M. Bérubé entend déposer jeudi une motion à l'Assemblée nationale pour « dénoncer cette attaque du fédéral envers le droit du Québec à disposer de son propre avenir ». Sur Twitter, il a invité tous ses collègues de l'Assemblée nationale à appuyer ladite motion.


De passage à Shawinigan, le chef du Bloc québécois, Yves-François Blanchet, estime qu'« Ottawa nie le droit du Québec de décider lui-même de son avenir en tentant de mettre sous tutelle fédérale l’indépendance du Québec ».


« Les Québécoises et les Québécois sont les seuls qui doivent décider de l’indépendance.

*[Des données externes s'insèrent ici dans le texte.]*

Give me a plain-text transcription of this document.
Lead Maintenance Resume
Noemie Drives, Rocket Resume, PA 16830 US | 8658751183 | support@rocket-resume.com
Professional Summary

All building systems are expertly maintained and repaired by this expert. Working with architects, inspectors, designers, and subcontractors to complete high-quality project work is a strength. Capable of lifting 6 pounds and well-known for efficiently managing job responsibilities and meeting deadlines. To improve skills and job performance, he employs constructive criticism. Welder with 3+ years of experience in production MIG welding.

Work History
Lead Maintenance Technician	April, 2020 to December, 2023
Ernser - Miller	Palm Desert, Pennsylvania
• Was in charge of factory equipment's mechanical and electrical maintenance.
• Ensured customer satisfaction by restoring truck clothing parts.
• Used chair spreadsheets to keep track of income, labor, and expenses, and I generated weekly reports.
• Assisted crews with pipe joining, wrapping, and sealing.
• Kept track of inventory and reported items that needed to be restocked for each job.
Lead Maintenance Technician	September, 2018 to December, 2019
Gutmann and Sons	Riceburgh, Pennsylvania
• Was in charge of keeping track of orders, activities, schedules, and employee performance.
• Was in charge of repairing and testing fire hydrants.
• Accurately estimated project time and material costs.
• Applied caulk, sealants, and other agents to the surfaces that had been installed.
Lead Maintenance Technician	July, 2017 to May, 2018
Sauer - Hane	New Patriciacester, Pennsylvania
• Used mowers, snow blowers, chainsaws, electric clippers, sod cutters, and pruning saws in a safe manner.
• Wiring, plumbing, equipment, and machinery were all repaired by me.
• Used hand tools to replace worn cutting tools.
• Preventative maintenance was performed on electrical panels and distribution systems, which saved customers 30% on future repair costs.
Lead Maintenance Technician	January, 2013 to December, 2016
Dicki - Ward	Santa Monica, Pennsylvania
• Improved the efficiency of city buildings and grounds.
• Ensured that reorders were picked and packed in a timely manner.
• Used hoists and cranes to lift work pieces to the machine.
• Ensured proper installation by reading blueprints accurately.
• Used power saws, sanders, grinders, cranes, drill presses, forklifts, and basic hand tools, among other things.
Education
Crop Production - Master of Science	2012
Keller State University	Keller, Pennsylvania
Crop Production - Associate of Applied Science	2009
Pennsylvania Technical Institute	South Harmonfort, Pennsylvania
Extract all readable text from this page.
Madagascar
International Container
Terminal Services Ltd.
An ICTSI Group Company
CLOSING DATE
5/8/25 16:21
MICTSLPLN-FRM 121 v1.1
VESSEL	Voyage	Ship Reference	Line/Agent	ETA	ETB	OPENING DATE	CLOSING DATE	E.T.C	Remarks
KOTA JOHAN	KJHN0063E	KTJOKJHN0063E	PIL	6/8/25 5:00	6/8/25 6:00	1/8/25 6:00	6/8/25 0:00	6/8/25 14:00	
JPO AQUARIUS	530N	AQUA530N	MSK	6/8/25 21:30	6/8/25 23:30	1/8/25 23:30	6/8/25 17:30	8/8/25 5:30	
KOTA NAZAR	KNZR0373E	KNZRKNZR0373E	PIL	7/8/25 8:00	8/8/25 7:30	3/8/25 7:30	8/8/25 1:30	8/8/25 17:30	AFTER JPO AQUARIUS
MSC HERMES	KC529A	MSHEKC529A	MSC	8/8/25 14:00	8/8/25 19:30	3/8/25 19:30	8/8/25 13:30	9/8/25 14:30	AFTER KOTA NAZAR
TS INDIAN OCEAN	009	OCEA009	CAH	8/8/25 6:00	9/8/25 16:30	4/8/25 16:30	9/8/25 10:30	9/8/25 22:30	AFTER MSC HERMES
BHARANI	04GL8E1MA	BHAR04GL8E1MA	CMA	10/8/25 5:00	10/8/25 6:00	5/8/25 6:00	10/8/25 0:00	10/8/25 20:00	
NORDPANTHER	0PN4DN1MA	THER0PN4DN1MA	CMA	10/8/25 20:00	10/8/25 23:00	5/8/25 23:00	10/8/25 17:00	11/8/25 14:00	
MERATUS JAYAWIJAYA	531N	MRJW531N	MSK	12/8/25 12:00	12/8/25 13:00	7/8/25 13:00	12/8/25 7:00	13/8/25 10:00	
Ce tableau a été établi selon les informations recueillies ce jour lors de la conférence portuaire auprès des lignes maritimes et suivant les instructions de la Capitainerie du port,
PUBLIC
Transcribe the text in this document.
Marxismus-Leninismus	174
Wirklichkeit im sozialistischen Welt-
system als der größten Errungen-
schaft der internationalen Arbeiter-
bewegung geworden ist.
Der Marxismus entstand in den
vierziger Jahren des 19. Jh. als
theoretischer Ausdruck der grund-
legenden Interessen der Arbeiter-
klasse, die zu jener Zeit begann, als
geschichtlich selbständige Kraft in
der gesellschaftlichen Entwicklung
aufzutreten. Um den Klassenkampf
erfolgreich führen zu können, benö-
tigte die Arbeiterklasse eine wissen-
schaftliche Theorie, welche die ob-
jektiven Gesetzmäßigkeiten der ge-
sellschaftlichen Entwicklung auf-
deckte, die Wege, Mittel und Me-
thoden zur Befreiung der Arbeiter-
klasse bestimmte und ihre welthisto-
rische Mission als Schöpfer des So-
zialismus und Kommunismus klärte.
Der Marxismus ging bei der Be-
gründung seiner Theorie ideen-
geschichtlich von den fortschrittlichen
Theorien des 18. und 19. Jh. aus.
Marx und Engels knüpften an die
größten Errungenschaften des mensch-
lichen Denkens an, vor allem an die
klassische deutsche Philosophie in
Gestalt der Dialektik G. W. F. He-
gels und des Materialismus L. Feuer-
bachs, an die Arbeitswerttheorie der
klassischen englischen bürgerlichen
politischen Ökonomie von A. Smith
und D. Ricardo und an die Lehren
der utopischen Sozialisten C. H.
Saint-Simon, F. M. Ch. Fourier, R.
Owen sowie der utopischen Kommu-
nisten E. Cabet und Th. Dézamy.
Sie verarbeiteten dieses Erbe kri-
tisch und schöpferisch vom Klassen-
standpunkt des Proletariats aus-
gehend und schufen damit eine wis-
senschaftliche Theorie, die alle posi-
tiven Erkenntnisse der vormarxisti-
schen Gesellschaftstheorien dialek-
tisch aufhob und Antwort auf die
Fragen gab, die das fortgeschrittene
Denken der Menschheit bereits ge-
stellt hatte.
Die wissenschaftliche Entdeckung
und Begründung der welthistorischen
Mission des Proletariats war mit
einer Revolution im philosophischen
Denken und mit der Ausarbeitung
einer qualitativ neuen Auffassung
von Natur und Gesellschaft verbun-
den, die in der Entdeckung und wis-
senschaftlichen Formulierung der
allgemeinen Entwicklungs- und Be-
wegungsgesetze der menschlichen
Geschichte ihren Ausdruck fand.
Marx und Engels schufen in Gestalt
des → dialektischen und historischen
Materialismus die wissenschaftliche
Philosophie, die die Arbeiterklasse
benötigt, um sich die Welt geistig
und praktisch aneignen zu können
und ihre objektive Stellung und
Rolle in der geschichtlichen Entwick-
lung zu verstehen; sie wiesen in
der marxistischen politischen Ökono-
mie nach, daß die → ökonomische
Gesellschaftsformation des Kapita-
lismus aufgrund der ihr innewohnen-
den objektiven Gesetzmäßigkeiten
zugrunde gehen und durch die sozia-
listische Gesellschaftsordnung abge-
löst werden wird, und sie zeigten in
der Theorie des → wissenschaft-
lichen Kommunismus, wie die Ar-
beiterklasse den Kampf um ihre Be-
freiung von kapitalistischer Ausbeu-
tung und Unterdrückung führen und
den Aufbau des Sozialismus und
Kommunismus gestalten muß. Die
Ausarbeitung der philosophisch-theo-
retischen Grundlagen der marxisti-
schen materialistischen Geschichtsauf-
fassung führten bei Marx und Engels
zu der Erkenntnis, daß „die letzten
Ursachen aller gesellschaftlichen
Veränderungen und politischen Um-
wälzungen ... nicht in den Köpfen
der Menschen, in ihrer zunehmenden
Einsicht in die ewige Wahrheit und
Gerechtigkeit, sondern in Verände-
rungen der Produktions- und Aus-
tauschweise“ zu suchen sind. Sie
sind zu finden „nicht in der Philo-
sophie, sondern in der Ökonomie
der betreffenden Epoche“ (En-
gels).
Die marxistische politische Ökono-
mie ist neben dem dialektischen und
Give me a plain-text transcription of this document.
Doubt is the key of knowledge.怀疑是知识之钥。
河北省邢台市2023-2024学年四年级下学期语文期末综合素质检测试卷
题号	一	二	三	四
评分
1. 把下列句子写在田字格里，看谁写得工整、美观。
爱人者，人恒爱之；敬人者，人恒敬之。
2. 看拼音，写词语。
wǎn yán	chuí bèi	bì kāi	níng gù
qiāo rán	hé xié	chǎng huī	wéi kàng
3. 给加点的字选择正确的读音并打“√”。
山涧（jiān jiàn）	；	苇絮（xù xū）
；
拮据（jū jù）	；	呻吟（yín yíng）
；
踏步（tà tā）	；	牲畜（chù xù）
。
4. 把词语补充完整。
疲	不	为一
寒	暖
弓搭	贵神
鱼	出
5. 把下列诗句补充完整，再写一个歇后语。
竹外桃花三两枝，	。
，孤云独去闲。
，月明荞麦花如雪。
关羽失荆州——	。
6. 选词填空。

La seule permission nécessaire, c’est celle de la population québécoise », a-t-il ajouté.


La ministre québécoise de la Justice, Sonia LeBel, a indiqué que son gouvernement « n'était pas d'accord » avec l'argument avancé par Ottawa.



Je pense que le Québec peut prendre ses décisions.


La ministre Sonia LeBel


Mme LeBel n'a toutefois pas voulu se prononcer à savoir si le Québec disposait du droit de déclarer unilatéralement son indépendance, advenant un nouveau référendum.


Pour la ministre, enfin, il n'y a pas grand cas à faire du fait que le mémoire du fédéral a été présenté uniquement dans la langue de Shakespeare.


« Au Québec, on peut plaider dans la langue de notre choix, c'est ce que les tribunaux ont décidé, c'est dans la Constitution. Est-ce qu'on peut penser que ça aurait été aimable de la part d'Ottawa de déposer un mémoire au moins bilingue devant la Cour d'appel du Québec? La réponse est oui, mais si vous parlez si juridiquement, ils avaient le droit de le faire, la réponse est oui également », a-t-elle déclaré.


Ce choix de présenter la position du gouvernement fédéral en anglais seulement a cependant ulcéré la SSJB, qui qualifie ce geste d'« insulte ajoutée à l'injure ».


« Le Canada entend rajouter une nouvelle couche à la chape de plomb constitutionnelle qu’il nous a imposée de force, en meublant à son avantage les silences de l’Avis rendu en 1998 par la Cour suprême pour rendre techniquement irréalisable en droit l’accession du Québec à la liberté politique », plaide encore la SSJB par voie de communiqué.